Vistos Gold: julgamento prossegue em Lisboa

Esta terça-feira ocorre mais uma sessão do julgamento dos vistos Gold, cujos principais arguidos são Miguel Macedo, ex-ministro da Administração Interna, António Figueiredo, antigo director do Instituto de Registos e Notariado e Manuel Jarmela Palos, antigo director do Serviço de Estrangeiros e Fronteiras.
Ao longo do julgamento, já depuseram vários arguidos que desmentiram aquilo em que acredita o Ministério Público. Jarmela Palos foi o primeiro, para dizer: “Enquanto director nacional do SEF, recebi das mais variadas pessoas solicitações deste género.” Referia-se ao acompanhamento de processos de atribuição de Vistos Gold, quando questionado acerca de uma chamada de António Figueiredo sobre o caso de uma empresária chinesa.
Apesar de os dois dirigentes se tratarem por tu, Palos disse conhecer Figueiredo apenas no âmbito institucional. Jarmela Palos assegurou que nunca interveio junto dos serviços e que nunca privilegiou qualquer cidadão chinês. “A partir do momento em que transmitia [as informações aos serviços], desligava-me das situações, nem tinha capacidade para fazer o acompanhamento das mesmas”, explicou, citado pelo Observador. Sobre os 33 processos indicados como suspeitos pelo Ministério Público, Jarmela Palos reforçou que “demoraram substancialmente mais tempo que a generalidade” dos casos que passaram pelo SEF. Também afirmou desconhecer as garrafas de vinho entregues e destinadas a si, pelo empresário chinês Zhu Xhiadong.

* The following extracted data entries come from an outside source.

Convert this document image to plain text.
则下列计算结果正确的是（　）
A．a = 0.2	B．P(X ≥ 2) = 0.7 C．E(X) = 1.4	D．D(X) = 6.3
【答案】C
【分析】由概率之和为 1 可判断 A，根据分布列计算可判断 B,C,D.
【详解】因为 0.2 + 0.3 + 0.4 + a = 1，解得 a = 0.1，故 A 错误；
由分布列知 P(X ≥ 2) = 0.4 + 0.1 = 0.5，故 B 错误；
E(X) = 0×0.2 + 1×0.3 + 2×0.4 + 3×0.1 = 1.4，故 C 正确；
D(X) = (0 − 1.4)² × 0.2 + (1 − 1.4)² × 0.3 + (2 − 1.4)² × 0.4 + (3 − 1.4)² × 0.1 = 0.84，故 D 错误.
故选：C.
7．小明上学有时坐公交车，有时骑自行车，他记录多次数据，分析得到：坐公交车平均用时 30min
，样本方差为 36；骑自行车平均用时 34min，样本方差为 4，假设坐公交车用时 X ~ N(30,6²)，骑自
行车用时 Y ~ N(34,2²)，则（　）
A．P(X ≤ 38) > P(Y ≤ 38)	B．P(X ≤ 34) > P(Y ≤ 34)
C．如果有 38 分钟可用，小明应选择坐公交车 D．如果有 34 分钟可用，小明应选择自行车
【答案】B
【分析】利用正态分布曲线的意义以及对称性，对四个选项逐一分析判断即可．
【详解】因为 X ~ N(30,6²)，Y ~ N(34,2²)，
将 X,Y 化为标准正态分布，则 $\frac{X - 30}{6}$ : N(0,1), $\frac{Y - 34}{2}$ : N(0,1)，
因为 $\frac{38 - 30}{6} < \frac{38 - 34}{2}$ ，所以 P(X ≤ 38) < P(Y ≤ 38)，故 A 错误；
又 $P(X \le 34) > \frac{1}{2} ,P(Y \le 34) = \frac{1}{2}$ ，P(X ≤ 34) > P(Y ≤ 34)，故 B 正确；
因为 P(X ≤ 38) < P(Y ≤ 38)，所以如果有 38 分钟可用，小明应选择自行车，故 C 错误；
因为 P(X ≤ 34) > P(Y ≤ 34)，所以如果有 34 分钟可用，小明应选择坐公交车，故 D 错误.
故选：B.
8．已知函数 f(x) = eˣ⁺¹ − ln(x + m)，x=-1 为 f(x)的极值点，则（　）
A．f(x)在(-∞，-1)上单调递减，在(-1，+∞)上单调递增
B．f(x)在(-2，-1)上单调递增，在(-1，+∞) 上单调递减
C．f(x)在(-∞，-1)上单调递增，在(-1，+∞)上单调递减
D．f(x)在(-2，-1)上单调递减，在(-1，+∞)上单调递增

A terceira sessão do julgamento incidiu sobre as acções de formação do Instituto dos Registos e Notariado (IRN) em Angola, entre 2013 e 2014. Ocorreram no âmbito de um acordo de cooperação entre os governos de Portugal e Angola, mas o MP suspeita que serviram para que Figueiredo conseguisse algum dinheiro. Os funcionários do IRN foram pagos em numerário, entregue em envelopes. Abílio Silva, um dos formadores, afirmou ter recebido cinco mil euros por uma formação e €2500 por outra mais curta. “Disseram-nos que era a única maneira de sermos pagos, porque os kwanzas não podiam sair de Angola”, afirmou Silva em tribunal.
Depois destas formações, Figueiredo foi convidado para rever os códigos do registo civil, predial, comercial e automóvel de Angola. Eliseu Bumba, empresário da Merap e alto funcionário do Ministério das Relações Exteriores angolano, terá prometido 1,2 milhões de euros a Figueiredo. Este trabalho tinha sido adjudicado a ACPC, uma sociedade de advogados angolana, mas não estava pronto. O acordo entre a Merap e a ACPC valia entre 300 e 400 milhões de euros.
Abílio Silva foi interrogado sobre uma escuta em que acusou João Salgado, um dos administradores da Coimbra Editora, que não “largava” o suficiente e que “mil era muito pouco, não dava para nada”, cita o jornal Público. A editora era a que deveria publicar os códigos legais angolanos actualizados. Silva assegurou que não se referia a dinheiro a dividir com Figueiredo na véspera de Natal de 2013, como acredita o Ministério Público, mas à tiragem de exemplares.
Miguel Macedo, ex-ministro da Administração Interna e suspeito de quatro crimes (um de tráfico de influência e de três de prevaricação de titular de cargo político) só deverá ser ouvido no fim do julgamento. António Figueiredo, antigo director do Instituto de Registos e Notariado, é acusado de 12 crimes, que englobam corrupção activa, recebimento indevido de vantagem, peculato, tráfico de influência, branqueamento de capitais e prevaricação. Jarmela Palos, antigo director do Serviço de Estrangeiros e Fronteiras, é acusado de corrupção passiva para acto ilícito e prevaricação. O julgamento conta com 21 arguidos (17 pessoas singulares e quatro empresas).